La notion de conditionnement est tout aussi importante. Dès l’enfance, les hommes sont élevés dans la servitude : ils la voient partout, ils la respirent, ils la considèrent comme naturelle. Ce conditionnement est plus profond que le choix : il explique pourquoi les hommes se soumettent sans même en avoir conscience. On ne peut donc pas dire que la servitude repose seulement sur la responsabilité ou le choix humain : elle résulte d’abord d’un environnement social et politique qui façonne l’esprit.
Ainsi, les notions d’illusion et de conditionnement éclairent mieux l’œuvre que les notions de choix ou de responsabilité. Elles complètent le sujet et permettent de comprendre plus finement comment s’installe la servitude volontaire selon La Boétie.

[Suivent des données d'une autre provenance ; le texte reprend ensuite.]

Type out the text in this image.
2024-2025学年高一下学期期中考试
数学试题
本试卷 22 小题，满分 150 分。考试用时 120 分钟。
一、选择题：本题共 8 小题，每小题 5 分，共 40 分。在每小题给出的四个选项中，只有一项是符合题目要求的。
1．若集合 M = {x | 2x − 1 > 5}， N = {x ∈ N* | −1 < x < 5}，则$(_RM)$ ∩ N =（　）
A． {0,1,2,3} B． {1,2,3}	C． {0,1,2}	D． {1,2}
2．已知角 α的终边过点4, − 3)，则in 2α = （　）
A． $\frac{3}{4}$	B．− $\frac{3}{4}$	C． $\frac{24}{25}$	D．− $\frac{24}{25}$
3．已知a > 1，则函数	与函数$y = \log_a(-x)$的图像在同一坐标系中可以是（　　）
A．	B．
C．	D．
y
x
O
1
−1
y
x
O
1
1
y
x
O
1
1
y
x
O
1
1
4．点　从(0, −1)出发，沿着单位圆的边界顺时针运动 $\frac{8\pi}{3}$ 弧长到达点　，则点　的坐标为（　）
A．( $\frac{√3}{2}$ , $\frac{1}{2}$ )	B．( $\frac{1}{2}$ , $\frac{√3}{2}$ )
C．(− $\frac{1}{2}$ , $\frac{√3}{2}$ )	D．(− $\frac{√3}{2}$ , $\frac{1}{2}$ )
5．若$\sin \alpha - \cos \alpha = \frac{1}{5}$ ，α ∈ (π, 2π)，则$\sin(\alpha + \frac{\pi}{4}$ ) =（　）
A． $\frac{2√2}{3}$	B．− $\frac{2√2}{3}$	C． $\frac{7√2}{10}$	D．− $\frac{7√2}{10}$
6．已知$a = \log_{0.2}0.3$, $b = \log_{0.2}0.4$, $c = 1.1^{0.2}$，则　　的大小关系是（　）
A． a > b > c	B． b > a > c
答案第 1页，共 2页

(Conclusion : attention, tu ne dois pas écrire « conclusion » mais ton lecteur doit comprendre que tu es en train de conclure. Ce que je te conseille de faire, c’est de relire chacune de tes parties, pour corriger les fautes d’orthographe, et une fois que tu as fini de corriger la première partie tu écris une petite phrase de synthèse. Tu fais la même chose pour chaque partie. Je te conseille de garder au moins 20 minutes pour ce travail de relecture et de conclusion. Si tu es du genre à faire beaucoup de fautes d’orthographe, relis-toi d’abord en corrigeant tous les verbes, ensuite tu fais une deuxième relecture ou tu regardes les accords singulier pluriel pour les noms. Et dans l’idéal, tu refais une troisième lecture pour les mots courants)
Le sujet affirme que, selon La Boétie, les hommes sont responsables de leur propre servitude, et que cette servitude est un choix humain. Cette affirmation est juste : La Boétie montre que les hommes obéissent volontairement et qu’ils possèdent, en théorie, la possibilité de refuser cette servitude. Cependant, cette idée doit être nuancée : le choix humain est souvent influencé par l’habitude, la manipulation et la peur, ce qui réduit fortement la responsabilité réelle du peuple. Enfin, pour comprendre pleinement l’œuvre, il faut faire émerger des notions plus pertinentes, comme celle d’illusion et celle de conditionnement, qui expliquent pourquoi la servitude volontaire s’impose avec une telle force. Ainsi, La Boétie montre que la liberté exige non seulement un choix, mais aussi une lucidité profonde et une rupture avec les illusions collectives.